| Un calor irremediable me sacudió a la madrugada. Estaba tan transpirada que me costó despegar la camiseta del cuerpo. Decidí levantarme y caminar, como lo hacía todas las noches que no soportabas tenerme al lado, hasta hacerse de día.Intenté hacer el café de máquina, que tanto nos gustaba, pero había muy poco molido y no tenía ninguna intención de ponerme a moler más a las cuatro de la mañana, mientras vos estabas muy cómodo en la cama soñando vaya a saber qué cosa, que yo no podía. Cama en la que me supiste robar la ropa, para siempre. Porque mis manos todavía te sienten y mi boca, abierta y seca, todavía te nombra.
 El café quedó aguado, como los amaneceres a tu lado cuando no sabías si me querías, o creías necesitar estar solo. Mientras vos te decidías mis acrílicos se volvieron acuarelas, y las hojas empezaron a agujerearse. Y así abrí los cajones que nunca abrimos, y me até a las palabras que no nos dijimos.

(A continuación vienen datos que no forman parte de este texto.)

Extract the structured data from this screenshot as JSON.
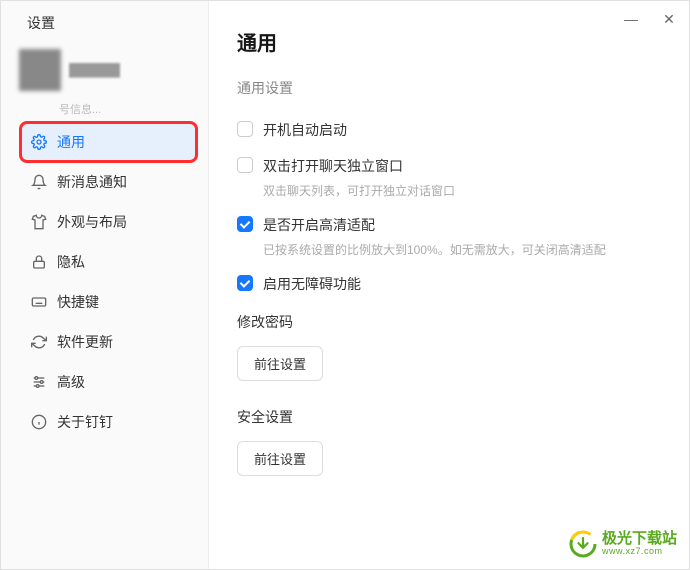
{
  "window": {
    "title": "设置",
    "minimize": "—",
    "close": "✕"
  },
  "profile": {
    "name_masked": "██████",
    "sub": "号信息..."
  },
  "sidebar": {
    "items": [
      {
        "label": "通用",
        "icon": "gear"
      },
      {
        "label": "新消息通知",
        "icon": "bell"
      },
      {
        "label": "外观与布局",
        "icon": "shirt"
      },
      {
        "label": "隐私",
        "icon": "lock"
      },
      {
        "label": "快捷键",
        "icon": "keyboard"
      },
      {
        "label": "软件更新",
        "icon": "refresh"
      },
      {
        "label": "高级",
        "icon": "sliders"
      },
      {
        "label": "关于钉钉",
        "icon": "info"
      }
    ]
  },
  "main": {
    "title": "通用",
    "section_label": "通用设置",
    "options": [
      {
        "label": "开机自动启动",
        "checked": false,
        "desc": ""
      },
      {
        "label": "双击打开聊天独立窗口",
        "checked": false,
        "desc": "双击聊天列表，可打开独立对话窗口"
      },
      {
        "label": "是否开启高清适配",
        "checked": true,
        "desc": "已按系统设置的比例放大到100%。如无需放大，可关闭高清适配"
      },
      {
        "label": "启用无障碍功能",
        "checked": true,
        "desc": ""
      }
    ],
    "password_section": {
      "title": "修改密码",
      "button": "前往设置"
    },
    "security_section": {
      "title": "安全设置",
      "button": "前往设置"
    }
  },
  "watermark": {
    "main": "极光下载站",
    "sub": "www.xz7.com"
  }
}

 Mientras vos chorreabas baba en la almohada, que tantos sueños supo abrazar, las lágrimas inundaban mis mejillas e hicieron, sin pedir permiso, mi café salado. A mí me encanta dulce, pero siempre me retabas y decías que si seguía poniéndole azúcar iba a engordar. Y así, sin darme cuenta, dejé de ponerle.
 Acá estoy, parada y descalza sobre mi propio charco, sin paraguas, con la camiseta mojada, que se pega cada vez más por las lágrimas que caen, y me empapan entera porque sé que el final es inevitable.
 El café está salado y frío, y no hay forma de que pueda calentarse.